Eu Sou a Lenda (I Am Legend), de
Francis Lawrence (EUA, 2007) por Paulo Santos Lima
Um ator querendo ser Ator num filme querendo ser Filme Os
primeiros dez minutos de Eu Sou a Lenda fazem um resumo formidável sobre
o que é esse filme. A primeira tomada mostra um noticiário sobre uma experiência
acerca a cura do câncer a partir do manejo com vírus. Na tomada seguinte, com
uma legenda informando sobre um salto no tempo diegético, temos Will Smith correndo,
tresloucado, num veloz carro por ruas desertas; cena mostrada com uma câmera ágil
pelas vias, tudo isso nos permitindo perceber uma cidade arruinada. É um punhado
de cenas que duram pouco mais de cinco minutos e que são imagens-síntese deste
longa de Francis Lawrence. O que é positivo, aqui, nessa
concisão extrema, é a felicidade pela coerência das opções estéticas do longa.
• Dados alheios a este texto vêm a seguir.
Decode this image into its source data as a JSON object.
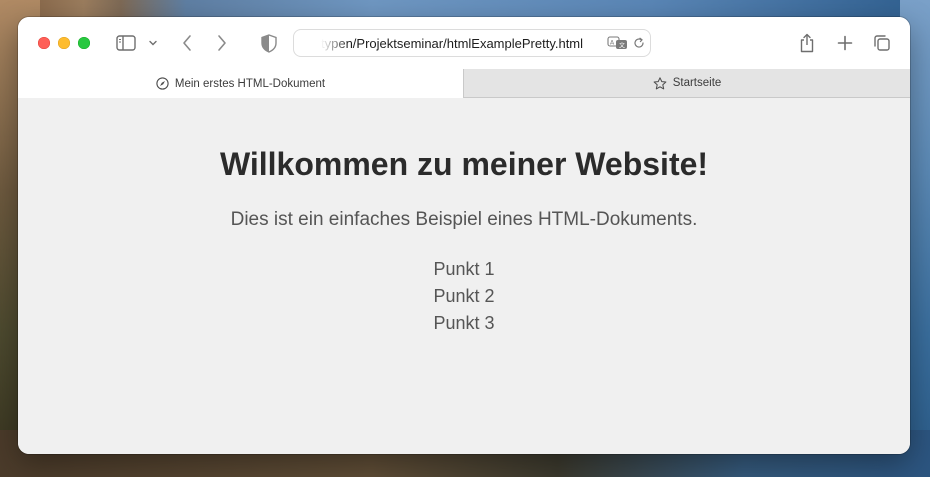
{
  "browser": {
    "address_bar": {
      "url_display": "typen/Projektseminar/htmlExamplePretty.html"
    },
    "tabs": [
      {
        "title": "Mein erstes HTML-Dokument",
        "icon": "compass-icon",
        "active": true
      },
      {
        "title": "Startseite",
        "icon": "star-icon",
        "active": false
      }
    ],
    "toolbar_icons": [
      "sidebar-icon",
      "chevron-down-icon",
      "back-icon",
      "forward-icon",
      "shield-icon",
      "translate-icon",
      "reload-icon",
      "share-icon",
      "plus-icon",
      "tab-overview-icon"
    ]
  },
  "page": {
    "heading": "Willkommen zu meiner Website!",
    "intro": "Dies ist ein einfaches Beispiel eines HTML-Dokuments.",
    "list": [
      "Punkt 1",
      "Punkt 2",
      "Punkt 3"
    ]
  },
  "colors": {
    "close": "#fe5f57",
    "minimize": "#febc2e",
    "maximize": "#28c840",
    "page_background": "#f0f0f0",
    "heading_text": "#2b2b2b",
    "body_text": "#555555"
  }
}
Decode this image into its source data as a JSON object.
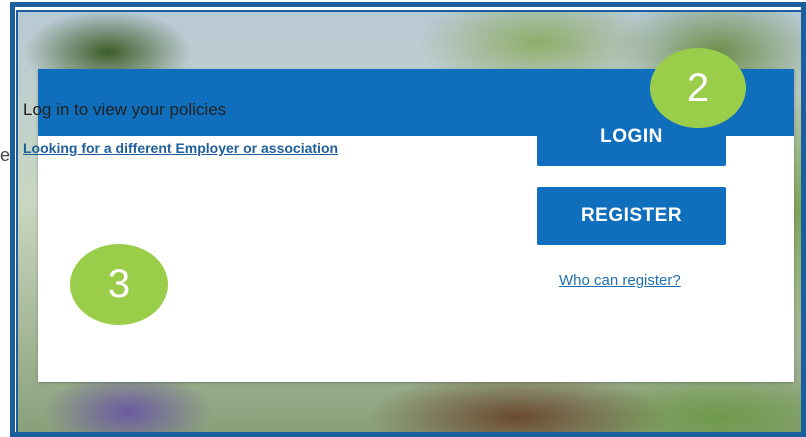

Nesses minutos cruciais, sabemos, por exemplo, que algo quase dizimou a vida humana
na Terra (quase porque há Will Smith). Logo veremos que há ameaças brutais naquele
espaço, e escassez de comida, porque Will Smith tenta loucamente matar uns cangurus
esquisitos que correm por entre carros destroçados, vielas, lixos, ruínas. O som
é puramente intradiegético, aqui, e pode-se dizer que não propriamente em silêncio
absoluto, porque há o ruído potente do carro e também (mais uma vez) Will Smith
e sua voz – e ele fala à beça, demais para alguém que está sozinho e cujo único
companheiro é um cão. Saberemos ainda que há alguma ameaça pairando por lá, sobretudo
logo depois, quando Will Smith entra em sua casa, que ele transformou num verdadeiro
“bunker”. Faremos, ainda, graças a essa introdução bastante bacana que bem dosa
as informações, uma ponte com Mad Max 2 (graças ao primeiro plano de Will
Smith, frontal, no carro, com o cão no banco de passageiro) e, num laço mais genético
ao filme, A Última Esperança na Terra. Não à toa: Charlton Heston estava
para esse filme de 1971 como Will Smith está para este. Engraçado que ser “a última
esperança da Terra” era um apelo para Heston, um ator de desenho marcante na tela,
mas já em declínio naquela década.
Will
Smith, mais arrogante, grita que é a lenda, o que soa bastante anacrônico, porque
hoje, no starsystem americano, a volatilidade mantém os astros numa gangorra
infernal e que muitas vezes cai de vez no chão. Talvez Jack Nicholson seja algo
lendário, mas entre os mais jovens, nem Tom Cruise, o único astro no sentido clássico
do termo, é uma lenda em si. Tampouco o seleto time que vem atrás dele, como George
Clooney, Brad Pitt, Julia Roberts. A idéia de fazer reverência a Smith, de fazer
dele um ator com “A” maiúsculo, é bestial, grosseira, e se faz uma marca indelével
no filme ao passo que o sacrifica bastante. A câmera sempre volta-se a ele, e,
na ausência de outros personagens (a aparição de Alice Braga é esdrúxula, e serve
como peça para o happy end e heroificação do protagonista — ou seja, temos
uma serviçal terceiromundista prestando-se como catapulta de legitimação ao seu
senhor desenvolvido), só resta Smith. Um filme de ator? Sim e não, pois este é
um filme de trama “cheia de sacadinhas” e também querendo fazer arte por meio
da linha-de-montagem industrial. Arte que faz bem mal, diga-se.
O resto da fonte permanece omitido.